August 1, 2016

Markets Today: How deep is your growth?

Weaker than expected US economic growth for the June quarter after an underwhelming outcome from the Bank of Japan on Friday set the tone for markets on Friday and at the open today.

Weaker than expected US economic growth for the June quarter after an underwhelming outcome from the Bank of Japan on Friday set the tone for markets on Friday and at the open today.  The currency markets start this week with the Japanese yen stronger, the USD weaker and the AUD/USD opening in early trade almost right on 0.76, right up to its highs of Friday night after the US growth disappointment.  US Treasury yields eased and the Fed funds futures curve is pricing in a 40% chance of the Fed lifting the rates again by the end of the year and one hike not fully priced until the first half of 2018.  In commodity markets, iron eased after a strong week, oil prices were mixed after falling last week.  Local weekend auction results showed strong auction results, Sydney’s at 80.4% (the strongest this year), Melbourne’s at 75.6%, up from 71.6%.

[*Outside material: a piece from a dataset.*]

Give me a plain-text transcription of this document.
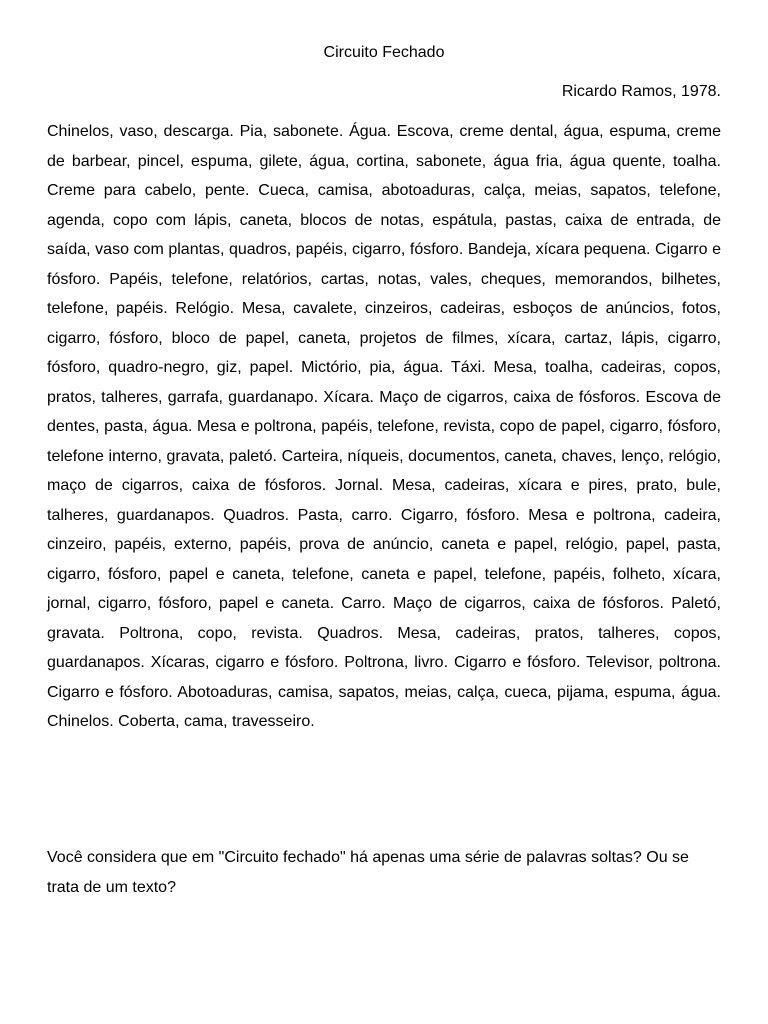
Circuito Fechado
Ricardo Ramos, 1978.

Chinelos, vaso, descarga. Pia, sabonete. Água. Escova, creme dental, água, espuma, creme de barbear, pincel, espuma, gilete, água, cortina, sabonete, água fria, água quente, toalha. Creme para cabelo, pente. Cueca, camisa, abotoaduras, calça, meias, sapatos, telefone, agenda, copo com lápis, caneta, blocos de notas, espátula, pastas, caixa de entrada, de saída, vaso com plantas, quadros, papéis, cigarro, fósforo. Bandeja, xícara pequena. Cigarro e fósforo. Papéis, telefone, relatórios, cartas, notas, vales, cheques, memorandos, bilhetes, telefone, papéis. Relógio. Mesa, cavalete, cinzeiros, cadeiras, esboços de anúncios, fotos, cigarro, fósforo, bloco de papel, caneta, projetos de filmes, xícara, cartaz, lápis, cigarro, fósforo, quadro-negro, giz, papel. Mictório, pia, água. Táxi. Mesa, toalha, cadeiras, copos, pratos, talheres, garrafa, guardanapo. Xícara. Maço de cigarros, caixa de fósforos. Escova de dentes, pasta, água. Mesa e poltrona, papéis, telefone, revista, copo de papel, cigarro, fósforo, telefone interno, gravata, paletó. Carteira, níqueis, documentos, caneta, chaves, lenço, relógio, maço de cigarros, caixa de fósforos. Jornal. Mesa, cadeiras, xícara e pires, prato, bule, talheres, guardanapos. Quadros. Pasta, carro. Cigarro, fósforo. Mesa e poltrona, cadeira, cinzeiro, papéis, externo, papéis, prova de anúncio, caneta e papel, relógio, papel, pasta, cigarro, fósforo, papel e caneta, telefone, caneta e papel, telefone, papéis, folheto, xícara, jornal, cigarro, fósforo, papel e caneta. Carro. Maço de cigarros, caixa de fósforos. Paletó, gravata. Poltrona, copo, revista. Quadros. Mesa, cadeiras, pratos, talheres, copos, guardanapos. Xícaras, cigarro e fósforo. Poltrona, livro. Cigarro e fósforo. Televisor, poltrona. Cigarro e fósforo. Abotoaduras, camisa, sapatos, meias, calça, cueca, pijama, espuma, água. Chinelos. Coberta, cama, travesseiro.

Você considera que em "Circuito fechado" há apenas uma série de palavras soltas? Ou se trata de um texto?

It’s far from done and dusted for the USD and the Fed as it’s a very big week for US data with the ISM reports, tonight for manufacturing and the non-manufacturing report on Wednesday, with payrolls on Friday all important growth signposts into the September quarter

Released Friday, Eurozone GDP for the June quarter was right in line with expectations at 0.3% q/q, matching the growth performance of the US economy in the second quarter that for the advance estimate came in at 1.2% (seasonally adjusted annualised rate), even weaker than Thursday’s 1.8% GDPNow estimate from the Atlanta Fed.  On a year to basis, growth in the Eurozone over the year was a little ahead of the US at 1.6%, compared to US growth of 1.2%.  The detail of the US growth was a little more comforting with strong personal consumer spending up 4.2%, but soft investment.  Growth was held back by a draw from inventories that detracted an additional 0.75% points above the previous quarter’s drag.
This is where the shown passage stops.